Comment by audiometry

4 years ago

That’s sad, as when you find yourself iterating over rows in pandas you’re almost invariably doing some wrong or very very sub optimally.

To me it's an means to an end. I don't care if my solution takes 100ms instead of 1ms, it's the superior choice for me if it takes me 1 minute to do it instead of 10 minutes to learn something new.

  • True, but sometimes these 10 minutes help you to discover something new that will improve your code.

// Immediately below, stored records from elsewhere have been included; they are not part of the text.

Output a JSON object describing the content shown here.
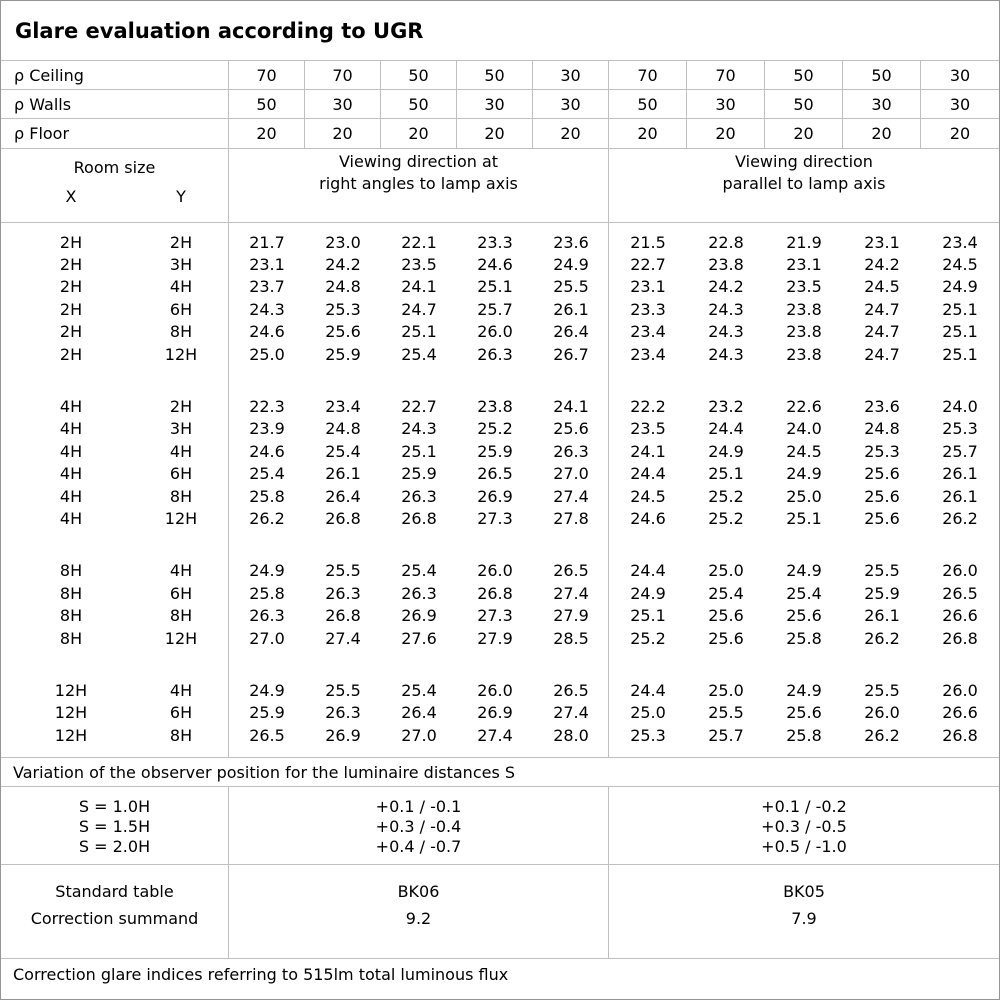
{
  "title": "Glare evaluation according to UGR",
  "reflectances": {
    "rows": [
      {
        "label": "ρ Ceiling",
        "values": [
          "70",
          "70",
          "50",
          "50",
          "30",
          "70",
          "70",
          "50",
          "50",
          "30"
        ]
      },
      {
        "label": "ρ Walls",
        "values": [
          "50",
          "30",
          "50",
          "30",
          "30",
          "50",
          "30",
          "50",
          "30",
          "30"
        ]
      },
      {
        "label": "ρ Floor",
        "values": [
          "20",
          "20",
          "20",
          "20",
          "20",
          "20",
          "20",
          "20",
          "20",
          "20"
        ]
      }
    ]
  },
  "header": {
    "room_size_label": "Room size",
    "x_label": "X",
    "y_label": "Y",
    "group_left": [
      "Viewing direction at",
      "right angles to lamp axis"
    ],
    "group_right": [
      "Viewing direction",
      "parallel to lamp axis"
    ]
  },
  "ugr_table": {
    "blocks": [
      {
        "rows": [
          {
            "x": "2H",
            "y": "2H",
            "left": [
              "21.7",
              "23.0",
              "22.1",
              "23.3",
              "23.6"
            ],
            "right": [
              "21.5",
              "22.8",
              "21.9",
              "23.1",
              "23.4"
            ]
          },
          {
            "x": "2H",
            "y": "3H",
            "left": [
              "23.1",
              "24.2",
              "23.5",
              "24.6",
              "24.9"
            ],
            "right": [
              "22.7",
              "23.8",
              "23.1",
              "24.2",
              "24.5"
            ]
          },
          {
            "x": "2H",
            "y": "4H",
            "left": [
              "23.7",
              "24.8",
              "24.1",
              "25.1",
              "25.5"
            ],
            "right": [
              "23.1",
              "24.2",
              "23.5",
              "24.5",
              "24.9"
            ]
          },
          {
            "x": "2H",
            "y": "6H",
            "left": [
              "24.3",
              "25.3",
              "24.7",
              "25.7",
              "26.1"
            ],
            "right": [
              "23.3",
              "24.3",
              "23.8",
              "24.7",
              "25.1"
            ]
          },
          {
            "x": "2H",
            "y": "8H",
            "left": [
              "24.6",
              "25.6",
              "25.1",
              "26.0",
              "26.4"
            ],
            "right": [
              "23.4",
              "24.3",
              "23.8",
              "24.7",
              "25.1"
            ]
          },
          {
            "x": "2H",
            "y": "12H",
            "left": [
              "25.0",
              "25.9",
              "25.4",
              "26.3",
              "26.7"
            ],
            "right": [
              "23.4",
              "24.3",
              "23.8",
              "24.7",
              "25.1"
            ]
          }
        ]
      },
      {
        "rows": [
          {
            "x": "4H",
            "y": "2H",
            "left": [
              "22.3",
              "23.4",
              "22.7",
              "23.8",
              "24.1"
            ],
            "right": [
              "22.2",
              "23.2",
              "22.6",
              "23.6",
              "24.0"
            ]
          },
          {
            "x": "4H",
            "y": "3H",
            "left": [
              "23.9",
              "24.8",
              "24.3",
              "25.2",
              "25.6"
            ],
            "right": [
              "23.5",
              "24.4",
              "24.0",
              "24.8",
              "25.3"
            ]
          },
          {
            "x": "4H",
            "y": "4H",
            "left": [
              "24.6",
              "25.4",
              "25.1",
              "25.9",
              "26.3"
            ],
            "right": [
              "24.1",
              "24.9",
              "24.5",
              "25.3",
              "25.7"
            ]
          },
          {
            "x": "4H",
            "y": "6H",
            "left": [
              "25.4",
              "26.1",
              "25.9",
              "26.5",
              "27.0"
            ],
            "right": [
              "24.4",
              "25.1",
              "24.9",
              "25.6",
              "26.1"
            ]
          },
          {
            "x": "4H",
            "y": "8H",
            "left": [
              "25.8",
              "26.4",
              "26.3",
              "26.9",
              "27.4"
            ],
            "right": [
              "24.5",
              "25.2",
              "25.0",
              "25.6",
              "26.1"
            ]
          },
          {
            "x": "4H",
            "y": "12H",
            "left": [
              "26.2",
              "26.8",
              "26.8",
              "27.3",
              "27.8"
            ],
            "right": [
              "24.6",
              "25.2",
              "25.1",
              "25.6",
              "26.2"
            ]
          }
        ]
      },
      {
        "rows": [
          {
            "x": "8H",
            "y": "4H",
            "left": [
              "24.9",
              "25.5",
              "25.4",
              "26.0",
              "26.5"
            ],
            "right": [
              "24.4",
              "25.0",
              "24.9",
              "25.5",
              "26.0"
            ]
          },
          {
            "x": "8H",
            "y": "6H",
            "left": [
              "25.8",
              "26.3",
              "26.3",
              "26.8",
              "27.4"
            ],
            "right": [
              "24.9",
              "25.4",
              "25.4",
              "25.9",
              "26.5"
            ]
          },
          {
            "x": "8H",
            "y": "8H",
            "left": [
              "26.3",
              "26.8",
              "26.9",
              "27.3",
              "27.9"
            ],
            "right": [
              "25.1",
              "25.6",
              "25.6",
              "26.1",
              "26.6"
            ]
          },
          {
            "x": "8H",
            "y": "12H",
            "left": [
              "27.0",
              "27.4",
              "27.6",
              "27.9",
              "28.5"
            ],
            "right": [
              "25.2",
              "25.6",
              "25.8",
              "26.2",
              "26.8"
            ]
          }
        ]
      },
      {
        "rows": [
          {
            "x": "12H",
            "y": "4H",
            "left": [
              "24.9",
              "25.5",
              "25.4",
              "26.0",
              "26.5"
            ],
            "right": [
              "24.4",
              "25.0",
              "24.9",
              "25.5",
              "26.0"
            ]
          },
          {
            "x": "12H",
            "y": "6H",
            "left": [
              "25.9",
              "26.3",
              "26.4",
              "26.9",
              "27.4"
            ],
            "right": [
              "25.0",
              "25.5",
              "25.6",
              "26.0",
              "26.6"
            ]
          },
          {
            "x": "12H",
            "y": "8H",
            "left": [
              "26.5",
              "26.9",
              "27.0",
              "27.4",
              "28.0"
            ],
            "right": [
              "25.3",
              "25.7",
              "25.8",
              "26.2",
              "26.8"
            ]
          }
        ]
      }
    ]
  },
  "variation_note": "Variation of the observer position for the luminaire distances S",
  "observer_variation": {
    "rows": [
      {
        "label": "S = 1.0H",
        "right_angles": "+0.1 / -0.1",
        "parallel": "+0.1 / -0.2"
      },
      {
        "label": "S = 1.5H",
        "right_angles": "+0.3 / -0.4",
        "parallel": "+0.3 / -0.5"
      },
      {
        "label": "S = 2.0H",
        "right_angles": "+0.4 / -0.7",
        "parallel": "+0.5 / -1.0"
      }
    ]
  },
  "standard": {
    "rows": [
      {
        "label": "Standard table",
        "right_angles": "BK06",
        "parallel": "BK05"
      },
      {
        "label": "Correction summand",
        "right_angles": "9.2",
        "parallel": "7.9"
      }
    ]
  },
  "footer_note": "Correction glare indices referring to 515lm total luminous flux",
  "colors": {
    "grid_line": "#bfbfbf",
    "outer_border": "#949494",
    "text": "#000000",
    "background": "#ffffff"
  }
}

    I had a few of these cases in my life:

    - discovering optimized patterns in Perl, which led to code I could not understand the next day

    - discovering decorators in Python, which led to better code

    - discovering comprehensions in Python (a magical thing) that led to better code, except when I wanted to be too clever and ended up with Perl-like code

I iterate over rows in pandas fairly often for plotting purposes. Anytime I want to draw something more complicated than a single point for each row, I find it's simple and straight-forward to just iterrows() and call the appropriate matplotlib functions for each. It does mean some plots that are conceptually pretty simple end up taking ~5 seconds to draw, but I don't mind. Is there really a better alternative that isn't super complicated? Keep in mind that I frequently change my mind about what I'm plotting, so simple code is really good (it's usually easier to modify) even if it's a little slower.

>That’s sad, as when you find yourself iterating over rows in pandas you’re almost invariably doing some wrong or very very sub optimally.

Humans writing code is suboptimal. I can't wait for the day when robots/AI do it for us. I just hope it leads to a utopia and not a dystopia.

I'm glad that DataFrames don't iterate by default. It's good design to make suboptimal features hard to access.